In Western blot, the ideal antibody would only have a band(s) in the wild type (WT) lane, and none in the knockout KO lane (Successful antibody 1). For some experiments, an antibody that has a WT-specific band but also has additional non-specific bands (Successful antibody 2) might be usable. An unsuccessful antibody is not suitable for Western blotting in this cell line.
In immunoprecipitation experiments, the ideal antibody (Successful antibody 1) is able to immunoprecipitate (IP) such that the precipitate (IP) has a very strong band relative to the starting material (SM), and very little protein is left unbound (UB). This may be useful for some experiments (Successful antibody 2), perhaps with further protocol optimization. An unsuccessful antibody is unable to precipitate the protein (IP) or does so very weakly. This is not suitable for IP in this cell line using the standard protocol.
In immunofluorescence experiments, the successful antibody shows staining in the WT-labeled green, but not the KO-labeled magenta. Unsuccessful antibodies show equivalent or similar staining and are not suitable in the conditions studied for IF.

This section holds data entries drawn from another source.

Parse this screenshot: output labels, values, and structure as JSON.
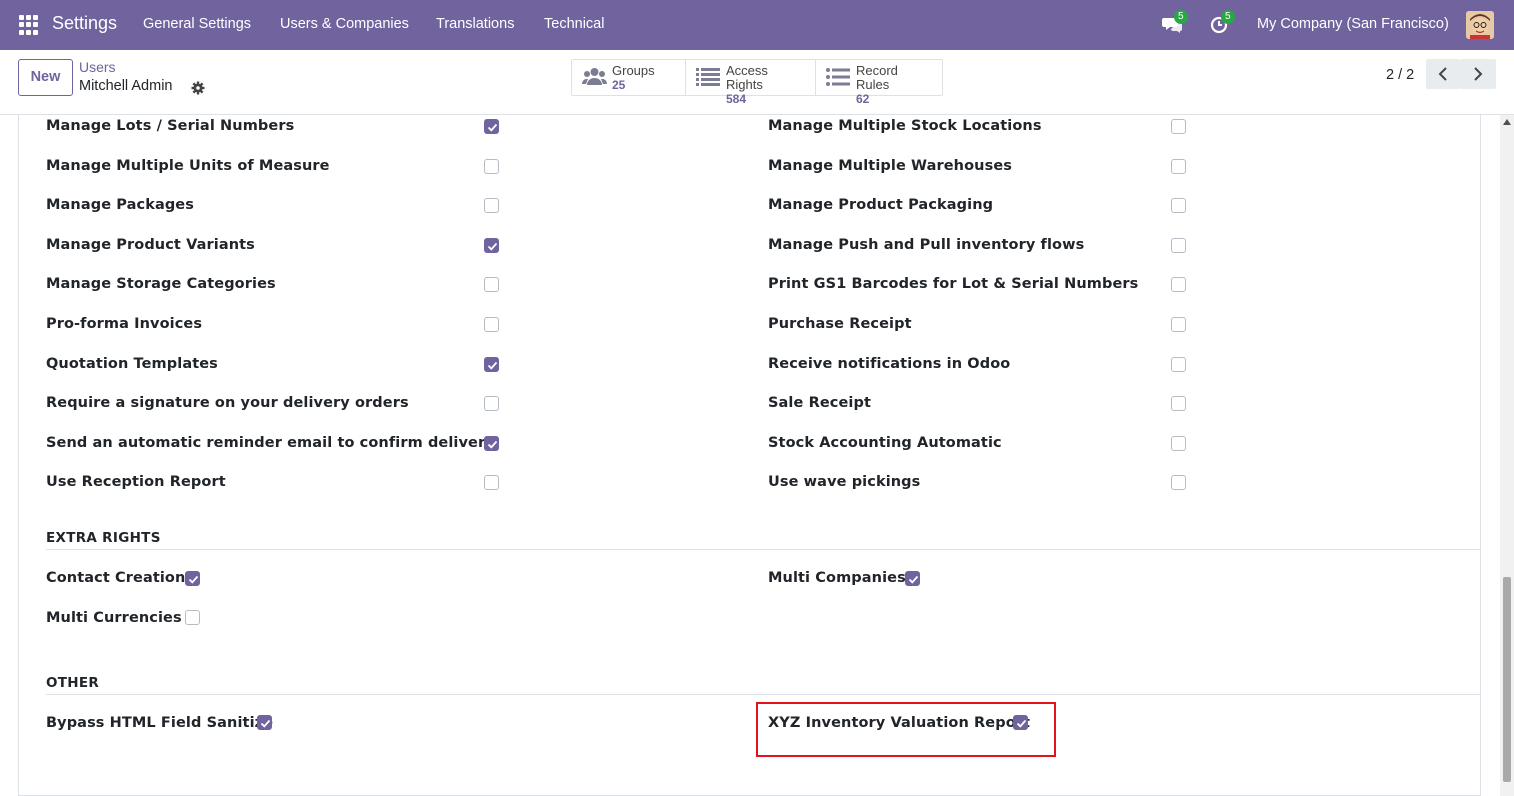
{
  "navbar": {
    "app_title": "Settings",
    "menu": [
      "General Settings",
      "Users & Companies",
      "Translations",
      "Technical"
    ],
    "messages_badge": "5",
    "activities_badge": "5",
    "company": "My Company (San Francisco)"
  },
  "controlbar": {
    "new_label": "New",
    "breadcrumb": "Users",
    "record_name": "Mitchell Admin",
    "smart_buttons": [
      {
        "label": "Groups",
        "value": "25",
        "icon": "users-icon"
      },
      {
        "label": "Access Rights",
        "value": "584",
        "icon": "list-icon"
      },
      {
        "label": "Record Rules",
        "value": "62",
        "icon": "list-icon"
      }
    ],
    "pager": "2 / 2"
  },
  "technical_rights": {
    "left": [
      {
        "label": "Manage Lots / Serial Numbers",
        "checked": true
      },
      {
        "label": "Manage Multiple Units of Measure",
        "checked": false
      },
      {
        "label": "Manage Packages",
        "checked": false
      },
      {
        "label": "Manage Product Variants",
        "checked": true
      },
      {
        "label": "Manage Storage Categories",
        "checked": false
      },
      {
        "label": "Pro-forma Invoices",
        "checked": false
      },
      {
        "label": "Quotation Templates",
        "checked": true
      },
      {
        "label": "Require a signature on your delivery orders",
        "checked": false
      },
      {
        "label": "Send an automatic reminder email to confirm delivery",
        "checked": true
      },
      {
        "label": "Use Reception Report",
        "checked": false
      }
    ],
    "right": [
      {
        "label": "Manage Multiple Stock Locations",
        "checked": false
      },
      {
        "label": "Manage Multiple Warehouses",
        "checked": false
      },
      {
        "label": "Manage Product Packaging",
        "checked": false
      },
      {
        "label": "Manage Push and Pull inventory flows",
        "checked": false
      },
      {
        "label": "Print GS1 Barcodes for Lot & Serial Numbers",
        "checked": false
      },
      {
        "label": "Purchase Receipt",
        "checked": false
      },
      {
        "label": "Receive notifications in Odoo",
        "checked": false
      },
      {
        "label": "Sale Receipt",
        "checked": false
      },
      {
        "label": "Stock Accounting Automatic",
        "checked": false
      },
      {
        "label": "Use wave pickings",
        "checked": false
      }
    ]
  },
  "extra_rights": {
    "title": "EXTRA RIGHTS",
    "items": [
      {
        "label": "Contact Creation",
        "checked": true
      },
      {
        "label": "Multi Currencies",
        "checked": false
      },
      {
        "label": "Multi Companies",
        "checked": true
      }
    ]
  },
  "other": {
    "title": "OTHER",
    "items": [
      {
        "label": "Bypass HTML Field Sanitize",
        "checked": true
      },
      {
        "label": "XYZ Inventory Valuation Report",
        "checked": true
      }
    ]
  },
  "colors": {
    "brand": "#71639e",
    "highlight": "#e3131c",
    "badge": "#28a745"
  }
}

In flow cytometry experiments, a successful antibody shows a WT (green) histogram with strong staining that does not overlap with the KO histogram (pink). The background level of staining is shown using a secondary-only control (dotted white histogram). Ideally, the KO and the secondary-only histograms should match. An unsuccessful antibody shows no difference between WT and KO histograms.
As a prompt, all our data is presented with a reference ideal image for users to compare to. This image is not a real antibody but a representation of what ideal data would look like.